Selon Strait Times et la police à Singapour, les appareils électroniques saisis contenaient une copie du film non sorti et l’homme est visé pour accès non autorisé à des données informatiques, une infraction passible de jusqu’à sept ans de prison et d’une amende pouvant atteindre 50 000 dollars.
Le film a fuité sur Internet, jusqu’à être publié intégralement sur X/Twitter. Une fuite de cette ampleur aussi loin de la sortie reste rare, ce qui explique la résonance inhabituelle de l’affaire bien au-delà du cercle des sites pirates ou des réseaux sociaux.

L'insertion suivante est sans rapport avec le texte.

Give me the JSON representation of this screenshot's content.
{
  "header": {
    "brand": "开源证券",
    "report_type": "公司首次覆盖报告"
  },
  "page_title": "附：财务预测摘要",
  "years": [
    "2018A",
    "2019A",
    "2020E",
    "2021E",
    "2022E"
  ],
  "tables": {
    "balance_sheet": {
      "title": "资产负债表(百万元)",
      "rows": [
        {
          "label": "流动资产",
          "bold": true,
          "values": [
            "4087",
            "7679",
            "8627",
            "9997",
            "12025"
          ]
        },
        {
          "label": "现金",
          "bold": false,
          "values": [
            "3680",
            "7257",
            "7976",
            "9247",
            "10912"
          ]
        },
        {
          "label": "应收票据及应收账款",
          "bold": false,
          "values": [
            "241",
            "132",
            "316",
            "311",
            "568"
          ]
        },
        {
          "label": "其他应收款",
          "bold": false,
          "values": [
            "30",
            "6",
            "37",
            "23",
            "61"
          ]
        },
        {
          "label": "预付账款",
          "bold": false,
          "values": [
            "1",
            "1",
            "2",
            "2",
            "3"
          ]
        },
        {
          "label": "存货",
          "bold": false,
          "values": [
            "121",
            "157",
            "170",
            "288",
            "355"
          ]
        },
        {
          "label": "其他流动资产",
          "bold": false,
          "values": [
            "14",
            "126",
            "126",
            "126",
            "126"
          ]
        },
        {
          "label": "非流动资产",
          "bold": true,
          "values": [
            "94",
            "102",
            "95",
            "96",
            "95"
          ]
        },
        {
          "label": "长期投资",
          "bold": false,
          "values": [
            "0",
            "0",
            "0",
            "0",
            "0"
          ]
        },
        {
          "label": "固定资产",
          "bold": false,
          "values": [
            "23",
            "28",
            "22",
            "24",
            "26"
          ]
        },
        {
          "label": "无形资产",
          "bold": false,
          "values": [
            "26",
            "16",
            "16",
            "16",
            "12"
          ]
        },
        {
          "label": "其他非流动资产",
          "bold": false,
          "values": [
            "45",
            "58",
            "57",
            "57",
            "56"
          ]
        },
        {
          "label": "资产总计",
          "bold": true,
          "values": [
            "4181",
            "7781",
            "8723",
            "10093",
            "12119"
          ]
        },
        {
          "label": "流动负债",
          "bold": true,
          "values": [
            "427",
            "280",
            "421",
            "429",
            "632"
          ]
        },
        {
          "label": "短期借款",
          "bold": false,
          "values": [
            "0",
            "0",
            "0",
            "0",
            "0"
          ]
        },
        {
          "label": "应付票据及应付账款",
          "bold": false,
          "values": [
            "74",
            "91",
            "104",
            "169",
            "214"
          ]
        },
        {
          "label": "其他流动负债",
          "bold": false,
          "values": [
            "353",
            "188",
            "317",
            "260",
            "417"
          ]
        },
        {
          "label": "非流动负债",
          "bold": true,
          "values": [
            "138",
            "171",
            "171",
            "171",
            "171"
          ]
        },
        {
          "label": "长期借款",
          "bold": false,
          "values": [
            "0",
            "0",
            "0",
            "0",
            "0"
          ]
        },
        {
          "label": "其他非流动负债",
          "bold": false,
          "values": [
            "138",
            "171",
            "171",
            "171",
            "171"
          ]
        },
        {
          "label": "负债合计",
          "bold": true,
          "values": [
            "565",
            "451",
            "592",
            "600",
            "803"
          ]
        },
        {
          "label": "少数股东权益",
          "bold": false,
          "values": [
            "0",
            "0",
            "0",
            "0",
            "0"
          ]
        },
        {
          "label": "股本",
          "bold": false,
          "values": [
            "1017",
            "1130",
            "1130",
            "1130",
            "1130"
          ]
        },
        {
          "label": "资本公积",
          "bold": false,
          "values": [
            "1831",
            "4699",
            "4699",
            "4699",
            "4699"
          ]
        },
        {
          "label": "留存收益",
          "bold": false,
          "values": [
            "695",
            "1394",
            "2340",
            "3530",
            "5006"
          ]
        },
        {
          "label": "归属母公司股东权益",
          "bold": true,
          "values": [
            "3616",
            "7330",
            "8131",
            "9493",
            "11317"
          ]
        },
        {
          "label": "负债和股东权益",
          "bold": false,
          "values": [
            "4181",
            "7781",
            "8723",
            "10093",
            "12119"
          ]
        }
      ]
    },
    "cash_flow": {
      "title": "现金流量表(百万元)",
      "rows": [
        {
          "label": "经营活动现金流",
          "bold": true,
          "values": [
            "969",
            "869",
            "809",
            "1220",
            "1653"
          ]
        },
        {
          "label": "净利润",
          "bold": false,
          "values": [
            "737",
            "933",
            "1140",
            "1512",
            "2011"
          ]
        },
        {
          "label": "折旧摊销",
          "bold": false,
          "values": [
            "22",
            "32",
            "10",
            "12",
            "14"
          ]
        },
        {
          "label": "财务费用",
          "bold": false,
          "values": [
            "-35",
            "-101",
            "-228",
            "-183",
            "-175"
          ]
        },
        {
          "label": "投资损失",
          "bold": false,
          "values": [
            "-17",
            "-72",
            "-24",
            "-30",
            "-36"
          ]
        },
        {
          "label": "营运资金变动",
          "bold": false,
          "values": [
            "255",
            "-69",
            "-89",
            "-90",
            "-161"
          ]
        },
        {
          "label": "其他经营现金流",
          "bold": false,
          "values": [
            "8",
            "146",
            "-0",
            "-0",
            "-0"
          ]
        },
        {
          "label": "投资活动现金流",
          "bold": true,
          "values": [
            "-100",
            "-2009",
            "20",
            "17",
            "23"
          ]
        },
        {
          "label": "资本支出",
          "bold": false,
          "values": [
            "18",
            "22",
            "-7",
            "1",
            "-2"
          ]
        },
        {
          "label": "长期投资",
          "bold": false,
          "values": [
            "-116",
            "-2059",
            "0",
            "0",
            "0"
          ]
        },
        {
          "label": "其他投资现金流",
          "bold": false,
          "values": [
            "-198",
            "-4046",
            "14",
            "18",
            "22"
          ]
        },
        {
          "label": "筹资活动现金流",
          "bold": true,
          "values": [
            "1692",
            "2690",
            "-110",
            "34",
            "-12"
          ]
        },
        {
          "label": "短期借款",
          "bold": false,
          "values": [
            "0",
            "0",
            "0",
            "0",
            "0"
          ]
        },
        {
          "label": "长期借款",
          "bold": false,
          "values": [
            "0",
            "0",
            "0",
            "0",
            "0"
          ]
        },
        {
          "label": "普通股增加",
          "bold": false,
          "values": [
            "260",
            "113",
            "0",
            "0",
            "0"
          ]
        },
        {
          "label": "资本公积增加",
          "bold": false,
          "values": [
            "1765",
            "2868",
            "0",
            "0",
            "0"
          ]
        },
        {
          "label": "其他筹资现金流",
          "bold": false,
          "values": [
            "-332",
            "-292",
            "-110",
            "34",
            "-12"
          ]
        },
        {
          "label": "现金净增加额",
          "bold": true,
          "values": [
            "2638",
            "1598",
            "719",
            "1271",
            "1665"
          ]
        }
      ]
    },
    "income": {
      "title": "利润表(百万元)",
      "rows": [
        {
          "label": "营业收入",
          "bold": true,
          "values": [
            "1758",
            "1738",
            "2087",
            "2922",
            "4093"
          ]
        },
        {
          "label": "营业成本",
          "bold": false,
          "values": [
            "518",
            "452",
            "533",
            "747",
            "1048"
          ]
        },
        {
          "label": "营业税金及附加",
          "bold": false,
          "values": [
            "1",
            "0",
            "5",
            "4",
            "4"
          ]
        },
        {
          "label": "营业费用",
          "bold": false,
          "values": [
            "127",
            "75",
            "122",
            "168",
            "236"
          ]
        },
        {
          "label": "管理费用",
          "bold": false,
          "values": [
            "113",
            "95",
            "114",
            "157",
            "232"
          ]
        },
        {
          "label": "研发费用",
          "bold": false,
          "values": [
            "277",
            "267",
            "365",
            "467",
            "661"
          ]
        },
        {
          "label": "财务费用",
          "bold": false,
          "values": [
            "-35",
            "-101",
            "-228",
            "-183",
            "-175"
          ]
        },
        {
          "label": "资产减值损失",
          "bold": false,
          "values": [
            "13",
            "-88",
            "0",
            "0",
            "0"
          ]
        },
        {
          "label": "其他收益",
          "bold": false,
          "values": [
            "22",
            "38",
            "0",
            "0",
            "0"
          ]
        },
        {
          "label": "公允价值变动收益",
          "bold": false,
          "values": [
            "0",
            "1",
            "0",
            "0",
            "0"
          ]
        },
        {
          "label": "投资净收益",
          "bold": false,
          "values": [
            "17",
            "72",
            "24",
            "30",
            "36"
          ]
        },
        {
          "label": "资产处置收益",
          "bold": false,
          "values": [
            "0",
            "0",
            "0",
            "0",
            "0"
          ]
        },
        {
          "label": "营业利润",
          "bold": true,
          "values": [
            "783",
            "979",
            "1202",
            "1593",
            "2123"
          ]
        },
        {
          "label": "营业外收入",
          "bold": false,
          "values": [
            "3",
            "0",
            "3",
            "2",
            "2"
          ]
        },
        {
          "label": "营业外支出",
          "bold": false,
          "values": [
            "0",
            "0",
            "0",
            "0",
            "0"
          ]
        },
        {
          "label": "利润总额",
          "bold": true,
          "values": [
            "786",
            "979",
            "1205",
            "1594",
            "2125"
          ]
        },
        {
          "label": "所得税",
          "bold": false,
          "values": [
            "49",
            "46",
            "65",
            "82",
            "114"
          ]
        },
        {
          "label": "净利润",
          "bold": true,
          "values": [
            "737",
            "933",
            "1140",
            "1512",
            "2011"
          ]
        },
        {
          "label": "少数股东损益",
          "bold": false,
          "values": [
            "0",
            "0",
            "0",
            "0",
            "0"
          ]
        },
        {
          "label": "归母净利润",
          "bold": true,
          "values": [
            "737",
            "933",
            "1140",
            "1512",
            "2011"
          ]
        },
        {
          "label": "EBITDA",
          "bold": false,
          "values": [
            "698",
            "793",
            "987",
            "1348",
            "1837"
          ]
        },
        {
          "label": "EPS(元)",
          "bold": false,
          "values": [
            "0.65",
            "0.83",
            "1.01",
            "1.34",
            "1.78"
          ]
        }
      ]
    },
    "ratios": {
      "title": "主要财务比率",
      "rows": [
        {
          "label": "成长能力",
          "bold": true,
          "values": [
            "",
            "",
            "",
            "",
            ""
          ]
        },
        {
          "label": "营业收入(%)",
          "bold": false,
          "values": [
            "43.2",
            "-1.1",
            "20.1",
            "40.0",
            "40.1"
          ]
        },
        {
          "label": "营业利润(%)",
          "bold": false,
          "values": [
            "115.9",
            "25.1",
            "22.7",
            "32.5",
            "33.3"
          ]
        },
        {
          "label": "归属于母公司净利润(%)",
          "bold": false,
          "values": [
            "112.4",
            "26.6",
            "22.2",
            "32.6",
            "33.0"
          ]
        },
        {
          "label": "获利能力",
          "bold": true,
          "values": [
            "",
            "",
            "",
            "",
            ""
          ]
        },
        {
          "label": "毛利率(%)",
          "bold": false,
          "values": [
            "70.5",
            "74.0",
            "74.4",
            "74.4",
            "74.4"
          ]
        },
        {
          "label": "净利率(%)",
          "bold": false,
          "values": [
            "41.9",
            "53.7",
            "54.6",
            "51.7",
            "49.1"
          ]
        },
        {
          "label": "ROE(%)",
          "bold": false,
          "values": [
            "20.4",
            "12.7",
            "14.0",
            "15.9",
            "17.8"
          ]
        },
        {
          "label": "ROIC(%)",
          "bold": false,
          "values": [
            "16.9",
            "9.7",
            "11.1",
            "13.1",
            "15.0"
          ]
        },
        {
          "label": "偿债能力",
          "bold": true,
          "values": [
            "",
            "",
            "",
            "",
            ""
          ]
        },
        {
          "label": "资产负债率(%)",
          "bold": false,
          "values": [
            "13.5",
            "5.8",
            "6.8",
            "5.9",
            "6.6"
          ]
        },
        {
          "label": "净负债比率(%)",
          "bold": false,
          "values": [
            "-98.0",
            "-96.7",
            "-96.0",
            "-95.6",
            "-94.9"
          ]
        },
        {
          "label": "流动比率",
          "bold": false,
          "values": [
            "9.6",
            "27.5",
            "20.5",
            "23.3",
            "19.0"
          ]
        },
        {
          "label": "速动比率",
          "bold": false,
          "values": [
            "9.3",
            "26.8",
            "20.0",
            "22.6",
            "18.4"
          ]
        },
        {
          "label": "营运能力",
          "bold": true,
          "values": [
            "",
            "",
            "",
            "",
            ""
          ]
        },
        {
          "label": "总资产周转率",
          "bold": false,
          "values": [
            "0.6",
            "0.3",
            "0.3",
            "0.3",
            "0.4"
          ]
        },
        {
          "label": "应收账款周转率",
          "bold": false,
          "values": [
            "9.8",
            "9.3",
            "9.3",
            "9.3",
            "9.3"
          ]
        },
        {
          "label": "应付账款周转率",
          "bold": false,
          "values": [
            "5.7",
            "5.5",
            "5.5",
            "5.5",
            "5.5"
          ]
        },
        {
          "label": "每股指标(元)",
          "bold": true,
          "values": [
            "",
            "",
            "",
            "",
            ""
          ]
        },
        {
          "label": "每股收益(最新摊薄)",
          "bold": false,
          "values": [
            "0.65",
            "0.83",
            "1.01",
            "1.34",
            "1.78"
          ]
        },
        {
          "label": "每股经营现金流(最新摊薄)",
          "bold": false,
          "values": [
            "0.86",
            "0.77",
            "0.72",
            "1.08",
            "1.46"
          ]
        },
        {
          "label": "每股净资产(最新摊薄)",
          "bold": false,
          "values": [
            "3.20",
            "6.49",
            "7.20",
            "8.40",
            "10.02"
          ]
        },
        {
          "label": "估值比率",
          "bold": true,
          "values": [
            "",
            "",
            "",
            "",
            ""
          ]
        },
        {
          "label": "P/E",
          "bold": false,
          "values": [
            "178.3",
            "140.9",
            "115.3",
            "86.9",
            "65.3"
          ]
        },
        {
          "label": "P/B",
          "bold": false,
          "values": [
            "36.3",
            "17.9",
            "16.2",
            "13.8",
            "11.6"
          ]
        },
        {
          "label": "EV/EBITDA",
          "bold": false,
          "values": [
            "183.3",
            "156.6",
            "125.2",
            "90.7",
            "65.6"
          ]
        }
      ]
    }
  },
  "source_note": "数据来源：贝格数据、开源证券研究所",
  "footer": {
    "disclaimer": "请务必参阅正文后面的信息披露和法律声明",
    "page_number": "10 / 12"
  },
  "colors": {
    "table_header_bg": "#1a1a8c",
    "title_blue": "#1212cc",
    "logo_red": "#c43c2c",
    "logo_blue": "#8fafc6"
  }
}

Une fuite qui frappe un film déjà fragilisé
Le dossier touche un projet déjà sensible. La Légende de Aang : le dernier maître de l’air, adapté de l’univers Nickelodeon Avatar, le dernier maître de l’air et animé par Flying Bark Productions en Australie, devait initialement sortir au cinéma en octobre avant d’être redirigé vers une sortie en streaming sur Paramount+, une décision qui avait déjà suscité des protestations chez les fans.
La fuite a aussi provoqué la colère de plusieurs artistes impliqués dans le film. L’animatrice Julia Schoel a dénoncé le fait d’avoir travaillé pendant des années pour voir ensuite le long-métrage circuler en ligne avant sa sortie, alors même que l’équipe espérait le célébrer au cinéma.
Ce contexte donne une portée particulière à l’arrestation. L’enquête ne cherche pas seulement à identifier l’origine d’une diffusion illégale, mais à répondre à une fuite qui a frappé un film déjà fragilisé par son basculement vers le streaming et par la frustration ouverte d’une partie de son équipe créative.